I'll take whatever gifts of winter I can get
My cross-country skis are lovely, long, and light. Made of ash and imported from Sweden, they seemed almost weightless as I carried them down the spiral stairs from the farmhouse attic and inspected them in the kitchen. The nightlong snowfall had actually picked up with the dawn. Snow! We'd missed out on the stuff almost completely last year, as we do many years here in southern Indiana. I'd purchased the skis in the 1970s, shortly after moving here, fresh from New York's lake- effect snow belt. I was under the naive assumption that those glorious winters would follow me. I had downhill-skied in New York, but Indiana's more muted landscape seemed to whisper "cross country." And so I'd expectantly adapted.
Those first few winters were respectably cold and snowy, though horribly abbreviated to my way of thinking. Where were those April surprises - six or eight inches of sudden spring snow to ski in shirt sleeves? Why did it never seem to snow in November, normally well into the powder season? And what about powder that lasted more than a few days, anyway? In truth, I should not have complained, because those early winters were some of the best I've experienced here. As the generally mild 1990s unfolded, my cross-country skis spent more time in storage than on my feet.

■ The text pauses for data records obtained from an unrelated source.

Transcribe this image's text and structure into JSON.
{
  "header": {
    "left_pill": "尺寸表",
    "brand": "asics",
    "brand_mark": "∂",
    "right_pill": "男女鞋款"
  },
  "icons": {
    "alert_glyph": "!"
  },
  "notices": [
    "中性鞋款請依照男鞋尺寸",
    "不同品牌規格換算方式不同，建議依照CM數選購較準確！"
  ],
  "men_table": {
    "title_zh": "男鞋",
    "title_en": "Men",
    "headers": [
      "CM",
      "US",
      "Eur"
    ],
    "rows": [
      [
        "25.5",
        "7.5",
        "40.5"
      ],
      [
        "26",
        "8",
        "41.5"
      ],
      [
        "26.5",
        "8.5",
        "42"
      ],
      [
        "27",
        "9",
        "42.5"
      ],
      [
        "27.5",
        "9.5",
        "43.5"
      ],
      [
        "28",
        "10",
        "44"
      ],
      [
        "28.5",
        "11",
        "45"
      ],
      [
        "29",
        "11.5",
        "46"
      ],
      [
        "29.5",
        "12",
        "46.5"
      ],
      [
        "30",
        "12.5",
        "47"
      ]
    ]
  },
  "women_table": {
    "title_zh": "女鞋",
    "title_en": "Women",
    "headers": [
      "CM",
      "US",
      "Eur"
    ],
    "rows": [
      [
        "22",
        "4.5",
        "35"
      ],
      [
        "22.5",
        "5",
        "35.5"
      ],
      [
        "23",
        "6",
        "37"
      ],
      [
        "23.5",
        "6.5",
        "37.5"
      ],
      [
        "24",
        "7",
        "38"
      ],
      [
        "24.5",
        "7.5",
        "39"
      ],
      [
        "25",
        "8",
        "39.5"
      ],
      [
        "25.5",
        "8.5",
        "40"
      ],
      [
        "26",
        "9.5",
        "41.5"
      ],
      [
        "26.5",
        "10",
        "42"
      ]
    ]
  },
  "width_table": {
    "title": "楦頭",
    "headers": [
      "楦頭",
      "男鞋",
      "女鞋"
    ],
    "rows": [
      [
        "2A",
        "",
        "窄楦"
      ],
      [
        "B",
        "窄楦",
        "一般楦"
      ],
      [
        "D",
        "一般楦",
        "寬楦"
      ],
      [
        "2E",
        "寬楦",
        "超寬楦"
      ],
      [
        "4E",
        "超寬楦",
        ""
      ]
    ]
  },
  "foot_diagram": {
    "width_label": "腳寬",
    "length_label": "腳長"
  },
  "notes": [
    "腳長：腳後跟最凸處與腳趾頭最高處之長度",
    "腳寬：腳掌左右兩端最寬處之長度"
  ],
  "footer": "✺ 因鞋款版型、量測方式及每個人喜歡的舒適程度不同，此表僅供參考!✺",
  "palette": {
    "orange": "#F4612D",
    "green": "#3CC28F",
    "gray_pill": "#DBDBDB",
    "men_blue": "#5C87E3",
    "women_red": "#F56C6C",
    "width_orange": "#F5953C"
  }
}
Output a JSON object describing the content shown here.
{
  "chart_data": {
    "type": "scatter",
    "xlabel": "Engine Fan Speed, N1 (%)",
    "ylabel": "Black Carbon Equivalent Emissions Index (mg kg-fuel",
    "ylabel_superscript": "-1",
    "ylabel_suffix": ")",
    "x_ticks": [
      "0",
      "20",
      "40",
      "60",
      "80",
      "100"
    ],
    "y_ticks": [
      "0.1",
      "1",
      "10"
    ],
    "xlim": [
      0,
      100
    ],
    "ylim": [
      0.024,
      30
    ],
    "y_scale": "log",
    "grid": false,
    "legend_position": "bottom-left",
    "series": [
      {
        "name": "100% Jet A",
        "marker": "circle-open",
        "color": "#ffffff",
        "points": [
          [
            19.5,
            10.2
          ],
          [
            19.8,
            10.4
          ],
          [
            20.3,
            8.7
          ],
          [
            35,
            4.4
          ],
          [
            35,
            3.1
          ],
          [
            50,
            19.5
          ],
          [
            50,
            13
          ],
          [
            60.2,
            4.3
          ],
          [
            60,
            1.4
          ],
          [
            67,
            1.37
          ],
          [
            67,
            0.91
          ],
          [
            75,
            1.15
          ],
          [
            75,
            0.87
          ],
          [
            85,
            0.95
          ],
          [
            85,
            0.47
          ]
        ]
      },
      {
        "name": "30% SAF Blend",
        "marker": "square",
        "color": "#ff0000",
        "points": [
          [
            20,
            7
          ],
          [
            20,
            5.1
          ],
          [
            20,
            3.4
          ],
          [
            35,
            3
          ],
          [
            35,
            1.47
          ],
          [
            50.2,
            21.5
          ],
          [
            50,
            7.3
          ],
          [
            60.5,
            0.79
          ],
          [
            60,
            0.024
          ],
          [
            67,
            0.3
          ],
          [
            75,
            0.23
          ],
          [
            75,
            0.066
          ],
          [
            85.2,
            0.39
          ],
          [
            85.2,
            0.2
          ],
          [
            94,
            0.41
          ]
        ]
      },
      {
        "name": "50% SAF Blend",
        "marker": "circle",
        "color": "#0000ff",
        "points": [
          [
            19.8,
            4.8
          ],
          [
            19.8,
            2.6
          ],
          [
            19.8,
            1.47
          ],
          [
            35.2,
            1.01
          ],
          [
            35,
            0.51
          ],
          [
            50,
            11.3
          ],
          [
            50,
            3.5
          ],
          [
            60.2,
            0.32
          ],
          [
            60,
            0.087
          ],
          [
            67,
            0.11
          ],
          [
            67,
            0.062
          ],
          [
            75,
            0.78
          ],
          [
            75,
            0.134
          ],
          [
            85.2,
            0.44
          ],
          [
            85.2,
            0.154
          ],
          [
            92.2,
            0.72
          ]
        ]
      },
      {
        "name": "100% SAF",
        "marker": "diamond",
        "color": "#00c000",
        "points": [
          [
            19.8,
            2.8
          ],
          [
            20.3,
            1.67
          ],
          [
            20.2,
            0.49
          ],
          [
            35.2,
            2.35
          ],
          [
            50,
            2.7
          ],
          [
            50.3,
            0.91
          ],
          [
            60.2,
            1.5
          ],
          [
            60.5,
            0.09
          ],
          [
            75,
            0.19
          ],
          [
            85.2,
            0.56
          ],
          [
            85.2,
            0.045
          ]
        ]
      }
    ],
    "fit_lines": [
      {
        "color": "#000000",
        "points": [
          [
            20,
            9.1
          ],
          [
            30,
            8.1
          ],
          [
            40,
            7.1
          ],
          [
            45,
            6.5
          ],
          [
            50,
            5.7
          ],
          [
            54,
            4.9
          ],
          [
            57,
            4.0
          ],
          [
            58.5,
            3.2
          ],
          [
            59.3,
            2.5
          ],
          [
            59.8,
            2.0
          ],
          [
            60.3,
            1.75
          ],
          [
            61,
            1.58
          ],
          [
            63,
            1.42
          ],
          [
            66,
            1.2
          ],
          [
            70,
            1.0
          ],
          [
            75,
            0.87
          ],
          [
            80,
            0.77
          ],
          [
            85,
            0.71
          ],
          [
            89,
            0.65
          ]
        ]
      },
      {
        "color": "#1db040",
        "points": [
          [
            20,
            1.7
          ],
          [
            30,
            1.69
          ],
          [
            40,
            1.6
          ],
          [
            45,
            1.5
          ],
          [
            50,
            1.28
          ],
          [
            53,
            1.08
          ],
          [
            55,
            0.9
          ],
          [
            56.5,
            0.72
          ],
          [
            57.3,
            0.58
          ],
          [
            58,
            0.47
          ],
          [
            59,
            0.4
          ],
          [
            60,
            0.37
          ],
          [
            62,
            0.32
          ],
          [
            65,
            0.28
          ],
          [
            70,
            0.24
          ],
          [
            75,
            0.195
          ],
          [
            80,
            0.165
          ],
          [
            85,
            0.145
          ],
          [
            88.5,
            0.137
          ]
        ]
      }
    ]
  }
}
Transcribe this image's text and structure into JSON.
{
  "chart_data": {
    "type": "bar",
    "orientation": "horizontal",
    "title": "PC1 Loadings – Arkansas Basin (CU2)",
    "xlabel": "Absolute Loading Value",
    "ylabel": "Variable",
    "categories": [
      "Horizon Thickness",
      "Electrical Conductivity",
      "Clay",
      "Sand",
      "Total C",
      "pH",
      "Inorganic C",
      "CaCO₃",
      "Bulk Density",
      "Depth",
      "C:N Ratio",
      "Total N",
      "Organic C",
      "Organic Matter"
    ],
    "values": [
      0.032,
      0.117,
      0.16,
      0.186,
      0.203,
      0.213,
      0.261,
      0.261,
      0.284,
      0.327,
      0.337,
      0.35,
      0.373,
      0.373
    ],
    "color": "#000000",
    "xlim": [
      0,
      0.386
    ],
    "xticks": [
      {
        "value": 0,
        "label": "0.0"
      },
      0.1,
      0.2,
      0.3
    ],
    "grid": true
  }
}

But this year has started well. Snowfalls closed schools twice before mid-December. After the second storm, as my teenage son Tim blissfully slept in, I headed out on my cross-country skis. I couldn't find the poles, but on a farm that is hardly a concern. A quick forage in the open-air workshop yielded two rough staffs of cedar - sawmill refuse - almost identical in length. With gloves shielding my hands from splinters, they made perfectly respectable poles. And so as the cows munched their morning hay in the barn, I set off through the gate to 80 acres of undulating unbroken white.
Somewhere in the boxed archives of my past I still have the multicolored wax bars I once used on my skis for various snow conditions. If I remember right, the red bar was for sticky snow, orange and blue for faster conditions, silver for powder. But, like the poles, the wax was nowhere to be found when I needed it.
I did tour the farm that morning, but I can't honestly say I skied it. I worked up a fine sweat clumping about, snow plastered to my Swedish ash runners, gathering jerky speed only as it sloughed off down the steeper slopes.
Later that morning, I plied my skis with beeswax from the basement, waterproofed and softened my stiff leather boots, and would have been ready to go again but for the rising temperatures. You just can't trust southern Indiana.
Midday, I made a token tour up and down the front pasture, but the surface simply wasn't up to the speed I sought. What's worse, the cows, having finished their hay, were out looking for some kind of midday amusement. The first few began to amble through the white slush my way. One cow, Moonlight, spying the delicate curved tips of my would-be racers, stood stock still. Then she broke into a trot, hot to investigate this new look of mine. Betsy and Nellie were just behind her. I redoubled my sluggish pace to reach the gate before all those cloven hooves bearing heavy bodies got near my skis. I might need them again.
It wasn't the cross-country idyll I had in mind. Yet, thinking back on it, I can't complain. Even if I hadn't glided about the farm as anticipated, I'd visited its special places, which I don't always do on an ordinary winter morning. I'd come upon the traces of deer and smaller residents, whose tracks confirmed our land's wide-open hospitality to wildlife. I'd checked on our sugaring cabin, whose hearth was cold, but whose simple and sparsely furnished interior looked and smelled its rustic, patiently waiting welcome.
I embrace and miss winter - and grab at whatever white gifts it offers here in southern Indiana, however ephemeral.